Quatre types de dossiers

Pour autant, les saisines des organisations syndicales représentent seulement 10 % des sollicitations. Le reste du temps, elles sont le fait des dirigeants de l’entreprise, membres du Comex et DRH. Car, en dehors des cas d’extrême urgence, la mission gère quatre types de dossiers répartis à parts égales. Le premier concerne les problèmes de retour à l’emploi après un long arrêt maladie et la difficulté de trouver une affectation. Le deuxième a trait aux différends à propos de l’application de la réglementation du droit du travail. Par exemple, une personne mécontente du contenu de son poste, un cadre qui estime que son emploi n’est pas celui d’un cadre, un salarié qui n’a pas eu de promotion depuis longtemps… Des situations qui font naître des RPS pour les personnes concernées.

Le troisième cas de figure concerne les « comportements erratiques de certains salariés, qui refusent d’accepter les règles, d’effectuer le travail qui leur est demandé. Ils sont le plus souvent en rupture totale avec l’entreprise, parfois pour des raisons médicales », définit le président de la mission. Enfin, le dernier dossier touche les personnes éloignées du service, dont le lien social se distend avec France Télécom et qui ont du mal à le supporter.

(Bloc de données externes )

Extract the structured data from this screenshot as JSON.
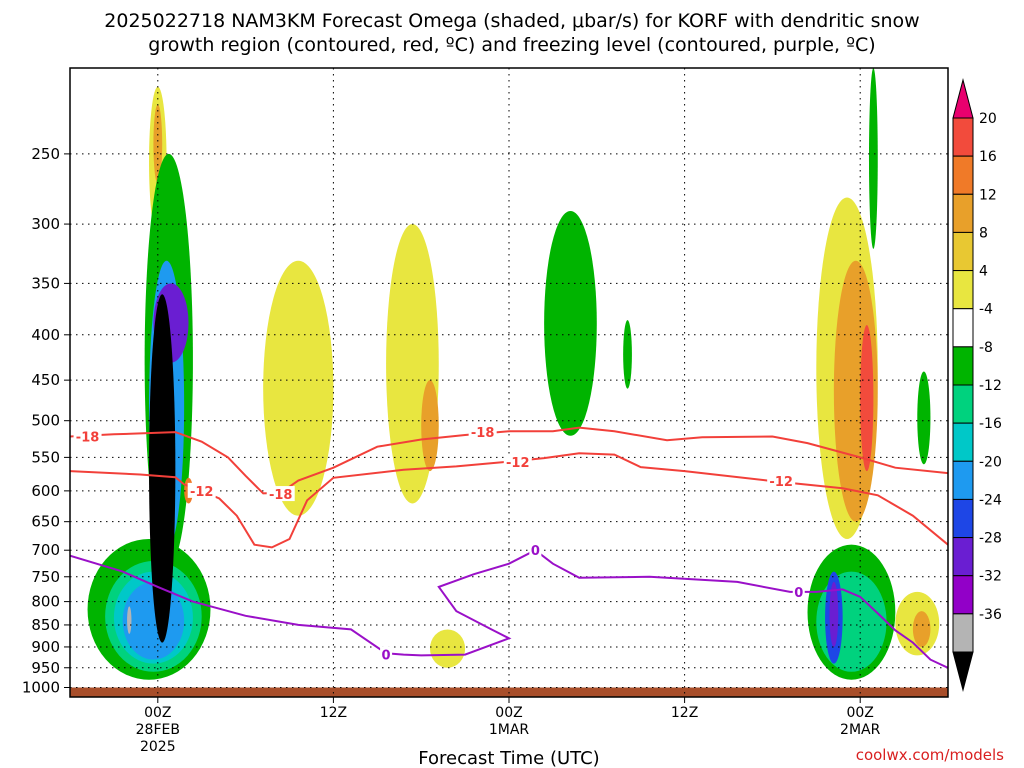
{
  "chart_data": {
    "type": "time-height cross section",
    "title_line1": "2025022718 NAM3KM Forecast Omega (shaded, μbar/s) for KORF with dendritic snow",
    "title_line2": "growth region (contoured, red, ºC) and freezing level (contoured, purple, ºC)",
    "xlabel": "Forecast Time (UTC)",
    "credit": "coolwx.com/models",
    "y_ticks": [
      250,
      300,
      350,
      400,
      450,
      500,
      550,
      600,
      650,
      700,
      750,
      800,
      850,
      900,
      950,
      1000
    ],
    "y_range_hpa": [
      1025,
      200
    ],
    "y_scale": "log-pressure",
    "x_range_hours": [
      -10,
      90
    ],
    "x_ticks": [
      {
        "hour": 0,
        "label": "00Z",
        "sub1": "28FEB",
        "sub2": "2025"
      },
      {
        "hour": 20,
        "label": "12Z",
        "sub1": "",
        "sub2": ""
      },
      {
        "hour": 40,
        "label": "00Z",
        "sub1": "1MAR",
        "sub2": ""
      },
      {
        "hour": 60,
        "label": "12Z",
        "sub1": "",
        "sub2": ""
      },
      {
        "hour": 80,
        "label": "00Z",
        "sub1": "2MAR",
        "sub2": ""
      }
    ],
    "grid": "dotted",
    "colorbar": {
      "labels": [
        "20",
        "16",
        "12",
        "8",
        "4",
        "-4",
        "-8",
        "-12",
        "-16",
        "-20",
        "-24",
        "-28",
        "-32",
        "-36"
      ],
      "colors": [
        "#e8006e",
        "#f24b3c",
        "#f07a28",
        "#e8a02a",
        "#e8c832",
        "#e8e640",
        "#ffffff",
        "#00b400",
        "#00d27e",
        "#00c8c8",
        "#1e9af0",
        "#1e46e6",
        "#6a1ed2",
        "#9200c8",
        "#b4b4b4",
        "#000000"
      ]
    },
    "contours": {
      "red_minus18": [
        [
          -10,
          521
        ],
        [
          -5,
          518
        ],
        [
          0,
          516
        ],
        [
          2,
          515
        ],
        [
          5,
          528
        ],
        [
          8,
          550
        ],
        [
          10,
          577
        ],
        [
          12,
          604
        ],
        [
          14,
          603
        ],
        [
          16,
          584
        ],
        [
          20,
          565
        ],
        [
          25,
          535
        ],
        [
          30,
          525
        ],
        [
          35,
          519
        ],
        [
          40,
          514
        ],
        [
          45,
          514
        ],
        [
          48,
          509
        ],
        [
          52,
          514
        ],
        [
          58,
          526
        ],
        [
          62,
          522
        ],
        [
          70,
          521
        ],
        [
          74,
          530
        ],
        [
          80,
          550
        ],
        [
          84,
          565
        ],
        [
          90,
          573
        ]
      ],
      "red_minus12": [
        [
          -10,
          570
        ],
        [
          -2,
          575
        ],
        [
          2,
          579
        ],
        [
          3,
          590
        ],
        [
          5,
          600
        ],
        [
          7,
          612
        ],
        [
          9,
          640
        ],
        [
          11,
          690
        ],
        [
          13,
          695
        ],
        [
          15,
          680
        ],
        [
          17,
          615
        ],
        [
          20,
          580
        ],
        [
          28,
          568
        ],
        [
          34,
          563
        ],
        [
          40,
          556
        ],
        [
          44,
          551
        ],
        [
          48,
          544
        ],
        [
          52,
          546
        ],
        [
          55,
          564
        ],
        [
          60,
          570
        ],
        [
          70,
          585
        ],
        [
          78,
          596
        ],
        [
          82,
          607
        ],
        [
          86,
          640
        ],
        [
          90,
          690
        ]
      ],
      "purple_zero": [
        [
          -10,
          710
        ],
        [
          -4,
          740
        ],
        [
          0,
          770
        ],
        [
          4,
          800
        ],
        [
          10,
          830
        ],
        [
          16,
          850
        ],
        [
          22,
          860
        ],
        [
          26,
          915
        ],
        [
          28,
          918
        ],
        [
          30,
          920
        ],
        [
          35,
          918
        ],
        [
          40,
          880
        ],
        [
          38,
          860
        ],
        [
          34,
          820
        ],
        [
          32,
          770
        ],
        [
          36,
          745
        ],
        [
          40,
          725
        ],
        [
          43,
          700
        ],
        [
          45,
          725
        ],
        [
          48,
          752
        ],
        [
          56,
          750
        ],
        [
          66,
          760
        ],
        [
          72,
          780
        ],
        [
          75,
          780
        ],
        [
          78,
          775
        ],
        [
          80,
          790
        ],
        [
          82,
          825
        ],
        [
          84,
          862
        ],
        [
          86,
          890
        ],
        [
          88,
          930
        ],
        [
          90,
          950
        ]
      ],
      "labels": [
        {
          "text": "-18",
          "hour": -8,
          "p": 521,
          "color": "#f2403a"
        },
        {
          "text": "-18",
          "hour": 37,
          "p": 515,
          "color": "#f2403a"
        },
        {
          "text": "-18",
          "hour": 14,
          "p": 605,
          "color": "#f2403a"
        },
        {
          "text": "-12",
          "hour": 41,
          "p": 557,
          "color": "#f2403a"
        },
        {
          "text": "-12",
          "hour": 5,
          "p": 600,
          "color": "#f2403a"
        },
        {
          "text": "-12",
          "hour": 71,
          "p": 585,
          "color": "#f2403a"
        },
        {
          "text": "0",
          "hour": 43,
          "p": 700,
          "color": "#9a10c8"
        },
        {
          "text": "0",
          "hour": 26,
          "p": 918,
          "color": "#9a10c8"
        },
        {
          "text": "0",
          "hour": 73,
          "p": 780,
          "color": "#9a10c8"
        }
      ]
    },
    "shaded_regions": [
      {
        "name": "yellow-column-left-top",
        "color": "#e8e640",
        "hour": [
          -1,
          1
        ],
        "p": [
          210,
          310
        ]
      },
      {
        "name": "orange-core-left-top",
        "color": "#e8a02a",
        "hour": [
          -0.5,
          0.5
        ],
        "p": [
          220,
          270
        ]
      },
      {
        "name": "green-left-column",
        "color": "#00b400",
        "hour": [
          -1.5,
          4
        ],
        "p": [
          250,
          730
        ]
      },
      {
        "name": "green-low-left",
        "color": "#00b400",
        "hour": [
          -8,
          6
        ],
        "p": [
          680,
          980
        ]
      },
      {
        "name": "teal-low-left",
        "color": "#00d27e",
        "hour": [
          -6,
          5
        ],
        "p": [
          720,
          960
        ]
      },
      {
        "name": "cyan-low-left",
        "color": "#00c8c8",
        "hour": [
          -5,
          4
        ],
        "p": [
          740,
          940
        ]
      },
      {
        "name": "blue-low-left",
        "color": "#1e9af0",
        "hour": [
          -4,
          3
        ],
        "p": [
          760,
          930
        ]
      },
      {
        "name": "blue-column-left",
        "color": "#1e9af0",
        "hour": [
          -1,
          3
        ],
        "p": [
          330,
          700
        ]
      },
      {
        "name": "purple-column-left",
        "color": "#6a1ed2",
        "hour": [
          -0.5,
          3.5
        ],
        "p": [
          350,
          430
        ]
      },
      {
        "name": "black-core-left",
        "color": "#000000",
        "hour": [
          -1,
          2
        ],
        "p": [
          360,
          890
        ]
      },
      {
        "name": "grey-core-left",
        "color": "#b4b4b4",
        "hour": [
          -3.5,
          -3
        ],
        "p": [
          810,
          870
        ]
      },
      {
        "name": "orange-patch-left",
        "color": "#f07a28",
        "hour": [
          3,
          4
        ],
        "p": [
          580,
          620
        ]
      },
      {
        "name": "yellow-band-mid1",
        "color": "#e8e640",
        "hour": [
          12,
          20
        ],
        "p": [
          330,
          640
        ]
      },
      {
        "name": "yellow-band-mid2",
        "color": "#e8e640",
        "hour": [
          26,
          32
        ],
        "p": [
          300,
          620
        ]
      },
      {
        "name": "orange-patch-mid",
        "color": "#e8a02a",
        "hour": [
          30,
          32
        ],
        "p": [
          450,
          570
        ]
      },
      {
        "name": "green-mid1",
        "color": "#00b400",
        "hour": [
          44,
          50
        ],
        "p": [
          290,
          520
        ]
      },
      {
        "name": "green-mid2",
        "color": "#00b400",
        "hour": [
          53,
          54
        ],
        "p": [
          385,
          460
        ]
      },
      {
        "name": "yellow-patch-low-mid",
        "color": "#e8e640",
        "hour": [
          31,
          35
        ],
        "p": [
          860,
          950
        ]
      },
      {
        "name": "yellow-column-right",
        "color": "#e8e640",
        "hour": [
          75,
          82
        ],
        "p": [
          280,
          680
        ]
      },
      {
        "name": "orange-column-right",
        "color": "#e8a02a",
        "hour": [
          77,
          82
        ],
        "p": [
          330,
          650
        ]
      },
      {
        "name": "red-core-right",
        "color": "#f24b3c",
        "hour": [
          80,
          81.5
        ],
        "p": [
          390,
          570
        ]
      },
      {
        "name": "green-top-right",
        "color": "#00b400",
        "hour": [
          81,
          82
        ],
        "p": [
          200,
          320
        ]
      },
      {
        "name": "green-low-right",
        "color": "#00b400",
        "hour": [
          74,
          84
        ],
        "p": [
          690,
          980
        ]
      },
      {
        "name": "teal-low-right",
        "color": "#00d27e",
        "hour": [
          75,
          83
        ],
        "p": [
          740,
          960
        ]
      },
      {
        "name": "blue-low-right",
        "color": "#1e46e6",
        "hour": [
          76,
          78
        ],
        "p": [
          740,
          940
        ]
      },
      {
        "name": "purple-low-right",
        "color": "#6a1ed2",
        "hour": [
          76.5,
          77.5
        ],
        "p": [
          760,
          900
        ]
      },
      {
        "name": "green-right-edge",
        "color": "#00b400",
        "hour": [
          86.5,
          88
        ],
        "p": [
          440,
          560
        ]
      },
      {
        "name": "yellow-right-low",
        "color": "#e8e640",
        "hour": [
          84,
          89
        ],
        "p": [
          780,
          920
        ]
      },
      {
        "name": "orange-right-low",
        "color": "#e8a02a",
        "hour": [
          86,
          88
        ],
        "p": [
          820,
          900
        ]
      }
    ],
    "surface_band": {
      "color": "#a84e2a",
      "p": [
        1000,
        1025
      ]
    }
  }
}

Plus d’un an après la création de la mission, 130 personnes en difficulté ont été suivies. Un chiffre modeste, du fait qu’« elle intervient lorsque les services RH ne sont pas parvenus à régler les situations les plus complexes qui nécessitent alors l’intervention d’un regard extérieur », affirme Jean-François Colin. Parmi les dossiers traités, près de 80 % sont des salariés de plus de 50 ans « pour lesquels les relations de travail se sont dégradées au fil du temps », selon lui. D’ailleurs, 40 % des situations ont une origine qui remonte à plus de cinq ans et 60 % des cas traités par la mission comportent déjà un contentieux judiciaire en cours ou annoncé.

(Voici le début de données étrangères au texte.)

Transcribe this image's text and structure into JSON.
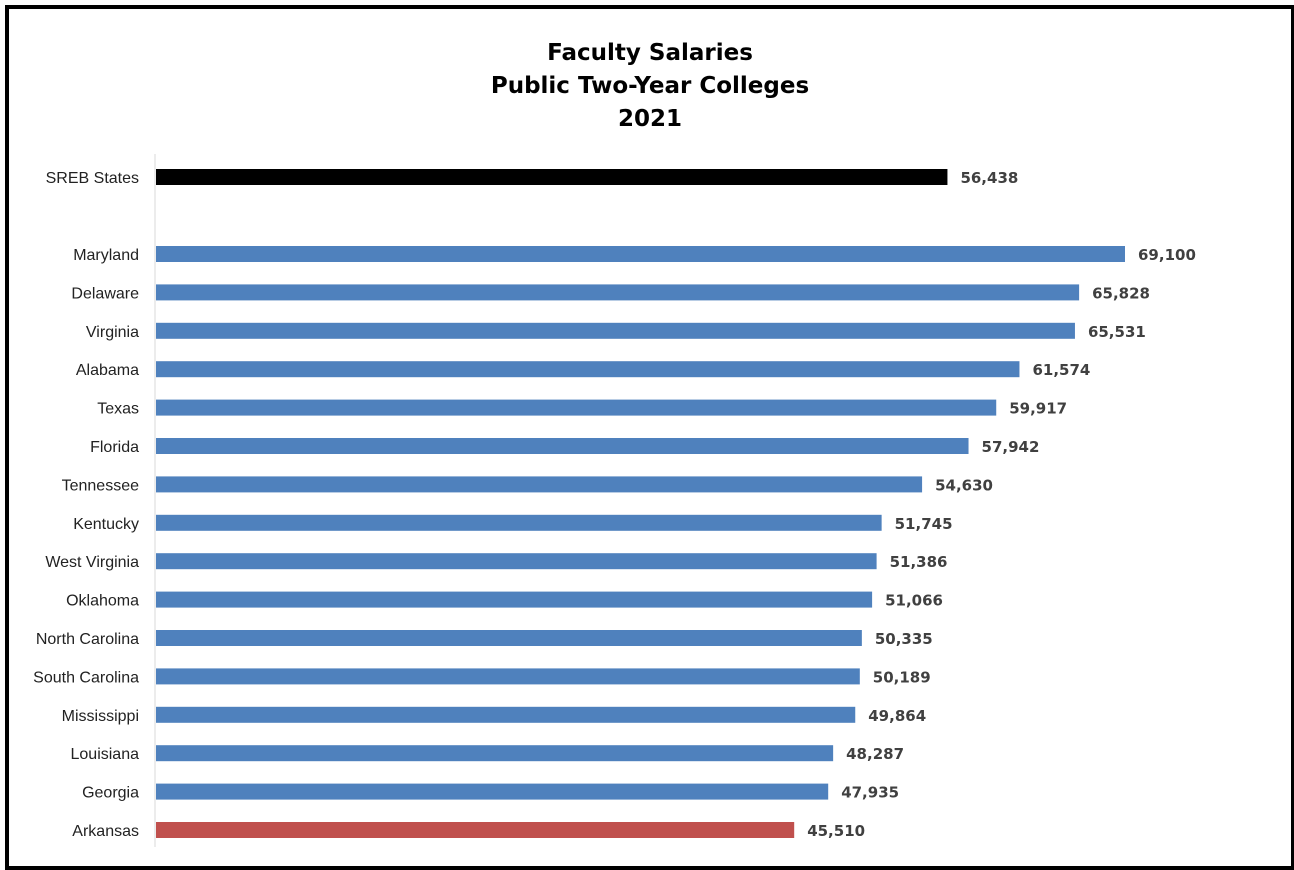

Une autre catégorie de salariés est surreprésentée : celle des fonctionnaires. Alors qu’ils constituent 60 % des effectifs de l’entreprise, ils représentent 80 % des dossiers. Pas étonnant, pour Patrick Ackermann, délégué syndical central SUD PTT : « Cette mission aide les personnes en grande difficulté à traverser la crise sociale. En revanche, elle ne comble pas les lacunes du système RH sur l’appréciation des droits du statut de fonctionnaire. Nous manquons de personnel compétent sur ces questions. » Une critique qu’entend Bruno Mettling : « Le statut de fonctionnaire est d’une grande complexité. Les règles du jeu concernant les critères de promotion dans le service public, par exemple, sont parfois difficiles à assimiler pour les services RH. Mais nous connaissons de moins en moins de dysfonctionnements. »

Une efficacité limitée

Autre limite de la mission, le nombre de cas non résolus : environ un tiers des dossiers. « Cette structure, qui n’a pas de pouvoir hiérarchique, n’apporte pas de solutions royales et conduit souvent à des échecs, regrette Patrick Ackermann. Un jour, la cellule a proposé à une personne en retour de long congé maladie un poste similaire à celui qui était à l’origine de sa dépression. C’était impossible, alors on est revenu à la case départ et la personne est toujours en attente. » Pour Jean-François Colin, ces dossiers non résolus sont souvent le fait de « salariés aux personnalités erratiques ».

Cette efficacité nuancée de la gestion des dossiers les plus complexes, hors cas d’extrême urgence, pousse les dirigeants de France Télécom à se poser la question de l’avenir de la mission. « Elle a un caractère temporaire. Notre objectif est de transférer son expertise, ses enseignements et ses compétences aux managers et services RH, qui doivent se réapproprier ses outils », assure son président. Et Bruno Mettling d’estimer sa durée de vie entre deux et cinq ans.